The (online) state of comics

screenshot of ffviewI used to love comic books.

When I was in middle school, one of the only two disciplinary reports I received was from reading a comic book. The headmaster ripped up a issue of Groo right in front of me. I remember receiving a tap on my shoulder, him yanking it out of my hands, and me yelling, “No! Don’t…” *riiiiiiippppp*,“…It’s somebody else’s.” The fact that I finished all my homework did not matter to me; knowing that a replacement issue was going to cost me a pretty penny did.

If you couldn’t guess already, most of my comic-book-reading friends didn’t survive prep school.1 Neither did I for I stopped reading them.

Then I went to college.

Caltech is full of geeks and geeks like comic books. The job of our house librarian was to maintain the subscription to the Playboys and the comic books. The school had stacks of old comic books in rooms nobody ever visited. I had a friend who had nearly every Image comic ever (which wasn’t that many, actually) and could draw nearly any comic book character. But the mecca was the Coffeehouse.

The Caltech Coffeehouse consisted of two rooms situated below the old south houses. One was kept forever dark so you could watch the satellite TV. The other was where you got overcooked burgers and shakes so thick2 only masochists used straws (buying new milkshake machines kept the student-run Coffeehouse eternally in debt). It took about two hours to get a burger and a shake because service was so terrible and that is where their stacks of comic books came in: Akira, Watchman, the Dark Knight Returns, Sandman…

Did I mention that it tooks two hours to get your order?

I lost interest after college but I was thinking about it recently and decided to examine the state of comic books online. Mostly, I was looking for some simple drawings to imitate.

It turns out, bittorrent is a friend of the comic book fan: on it, you can download every issue of Superman… ever. Just a mouse click away.


The files on these networks are called CBR or CBZ files. A quick network search told me that they’re just jpegs that have been archived together using RAR or ZIP and then renamed. The nice thing is there are applications, called comic book readers for reading them—perhaps CBR stands for “Comic Book RAR”? Simple and effective. Every Spiderman ever might only take a few DVDs. This thought soon followed:

“Now to find one of these things for the Mac.”

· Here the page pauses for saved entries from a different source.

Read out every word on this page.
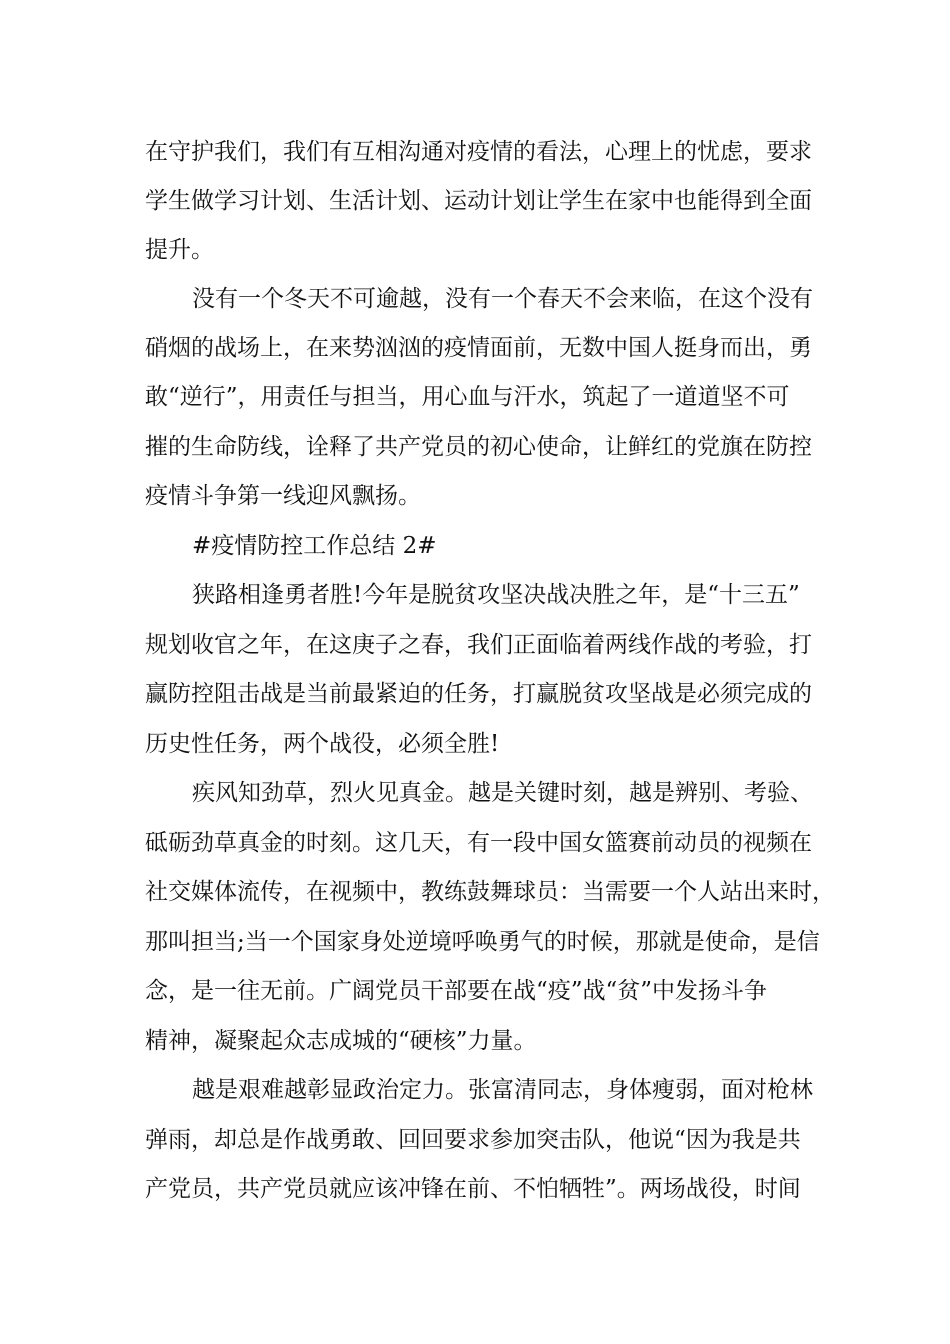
在守护我们，我们有互相沟通对疫情的看法，心理上的忧虑，要求
学生做学习计划、生活计划、运动计划让学生在家中也能得到全面
提升。
没有一个冬天不可逾越，没有一个春天不会来临，在这个没有
硝烟的战场上，在来势汹汹的疫情面前，无数中国人挺身而出，勇
敢“逆行”，用责任与担当，用心血与汗水，筑起了一道道坚不可
摧的生命防线，诠释了共产党员的初心使命，让鲜红的党旗在防控
疫情斗争第一线迎风飘扬。
#疫情防控工作总结 2#
狭路相逢勇者胜!今年是脱贫攻坚决战决胜之年，是“十三五”
规划收官之年，在这庚子之春，我们正面临着两线作战的考验，打
赢防控阻击战是当前最紧迫的任务，打赢脱贫攻坚战是必须完成的
历史性任务，两个战役，必须全胜!
疾风知劲草，烈火见真金。越是关键时刻，越是辨别、考验、
砥砺劲草真金的时刻。这几天，有一段中国女篮赛前动员的视频在
社交媒体流传，在视频中，教练鼓舞球员：当需要一个人站出来时，
那叫担当;当一个国家身处逆境呼唤勇气的时候，那就是使命，是信
念，是一往无前。广阔党员干部要在战“疫”战“贫”中发扬斗争
精神，凝聚起众志成城的“硬核”力量。
越是艰难越彰显政治定力。张富清同志，身体瘦弱，面对枪林
弹雨，却总是作战勇敢、回回要求参加突击队，他说“因为我是共
产党员，共产党员就应该冲锋在前、不怕牺牲”。两场战役，时间
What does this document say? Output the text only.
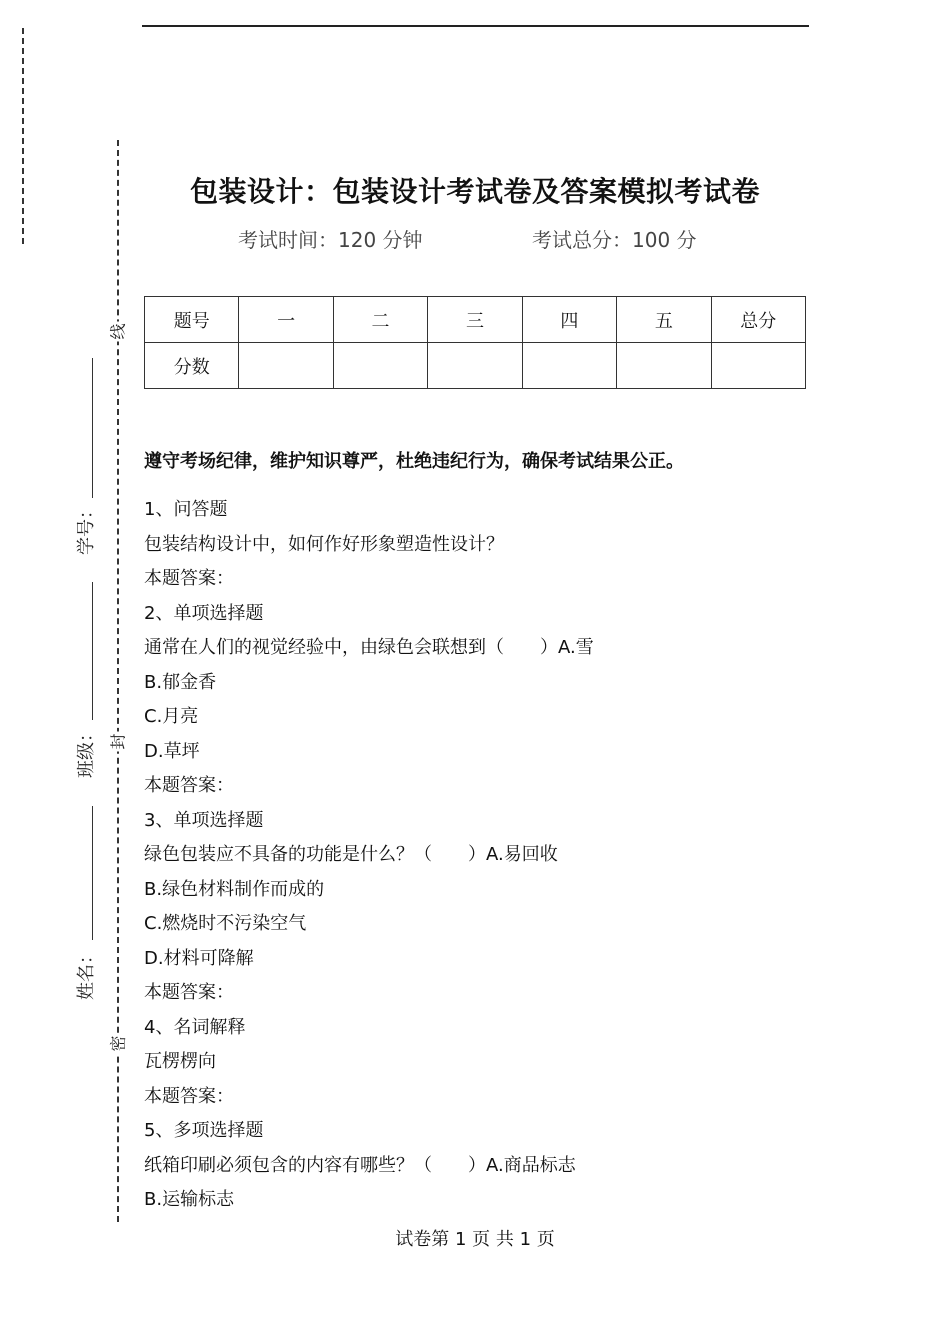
线
封
密
学号：
班级：
姓名：
包装设计：包装设计考试卷及答案模拟考试卷
考试时间：120 分钟	考试总分：100 分
题号	一	二	三	四	五	总分
分数						
遵守考场纪律，维护知识尊严，杜绝违纪行为，确保考试结果公正。
1、问答题
包装结构设计中，如何作好形象塑造性设计？
本题答案：
2、单项选择题
通常在人们的视觉经验中，由绿色会联想到（　　）A.雪
B.郁金香
C.月亮
D.草坪
本题答案：
3、单项选择题
绿色包装应不具备的功能是什么？（　　）A.易回收
B.绿色材料制作而成的
C.燃烧时不污染空气
D.材料可降解
本题答案：
4、名词解释
瓦楞楞向
本题答案：
5、多项选择题
纸箱印刷必须包含的内容有哪些？（　　）A.商品标志
B.运输标志
试卷第 1 页 共 1 页
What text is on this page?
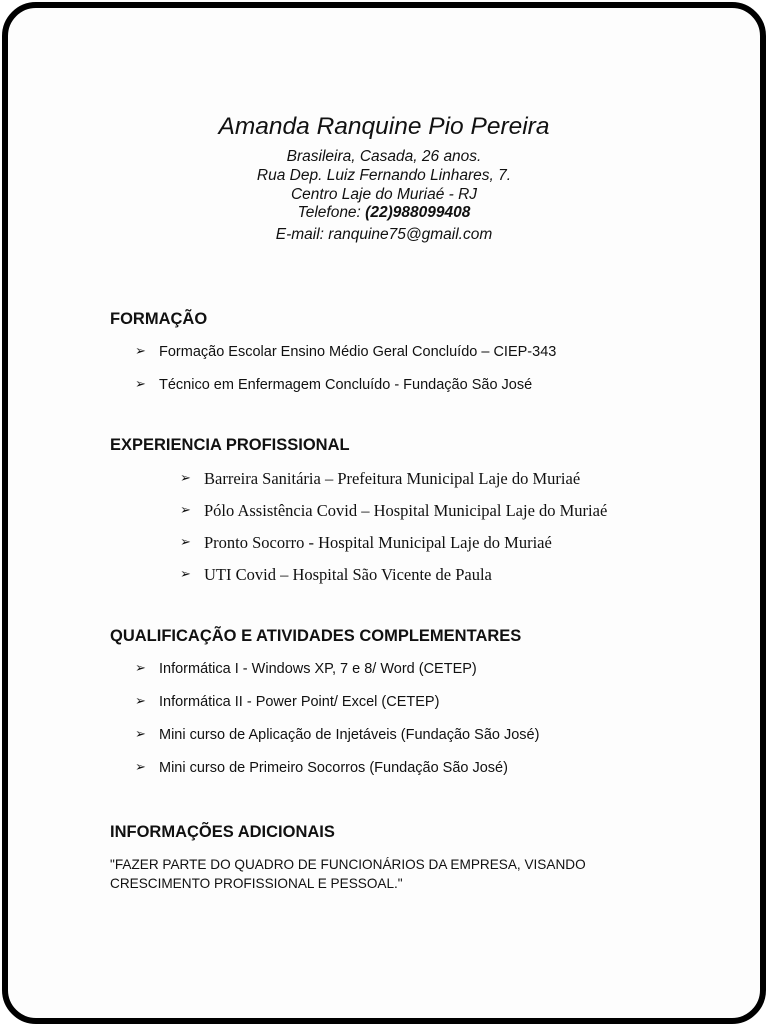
Amanda Ranquine Pio Pereira
Brasileira, Casada, 26 anos.
Rua Dep. Luiz Fernando Linhares, 7.
Centro Laje do Muriaé - RJ
Telefone: (22)988099408
E-mail: ranquine75@gmail.com
FORMAÇÃO
➢ Formação Escolar Ensino Médio Geral Concluído – CIEP-343
➢ Técnico em Enfermagem Concluído - Fundação São José
EXPERIENCIA PROFISSIONAL
➢ Barreira Sanitária – Prefeitura Municipal Laje do Muriaé
➢ Pólo Assistência Covid – Hospital Municipal Laje do Muriaé
➢ Pronto Socorro - Hospital Municipal Laje do Muriaé
➢ UTI Covid – Hospital São Vicente de Paula
QUALIFICAÇÃO E ATIVIDADES COMPLEMENTARES
➢ Informática I - Windows XP, 7 e 8/ Word (CETEP)
➢ Informática II - Power Point/ Excel (CETEP)
➢ Mini curso de Aplicação de Injetáveis (Fundação São José)
➢ Mini curso de Primeiro Socorros (Fundação São José)
INFORMAÇÕES ADICIONAIS
"FAZER PARTE DO QUADRO DE FUNCIONÁRIOS DA EMPRESA, VISANDO
CRESCIMENTO PROFISSIONAL E PESSOAL."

ffview iconBecause of it’s unix underpinnings, there are many for the Mac such as Comical. The one to get, however, is FFView. Gorgeous eye candy and totally free and open source software, FF stands for “Feed Face” and that’s what it does. It’s lightning quick because it uses OpenGL to display it and it understands AppleScript and uses Text-to-Speech so you can control it from a distance using your cell phone or your voice. You can read comic books in the bathtub! That alone has got to rank as the best comic book reader ever.

Comic Libre!

Hats off to the developer and to you creative “file-sharers”. If that itch ever needs to be scratched, I know where to go.

1The comic book writer barely survived prep school—he went to Harvard and at last count was an animator for Disney in Burbank.
2The obsession of west-coasters to ultra-thick shakes I always attributed gluttony meeting the knowledge that ice cream is the most expensive ingredient in a shake. Then again, east coasters think milkshake is simply blended ice milk. You have to go somwhere closer to the center of the country to find balance in a milkshake. Go figure.

2 thoughts on “The (online) state of comics

  1. I wish that Bookpedia could be slightly changed to accomodate comics better–Comicpedia; but I use it anyway, I found it here on your website from your Book collection, that and DVDpedia rocks. Thank you for the link.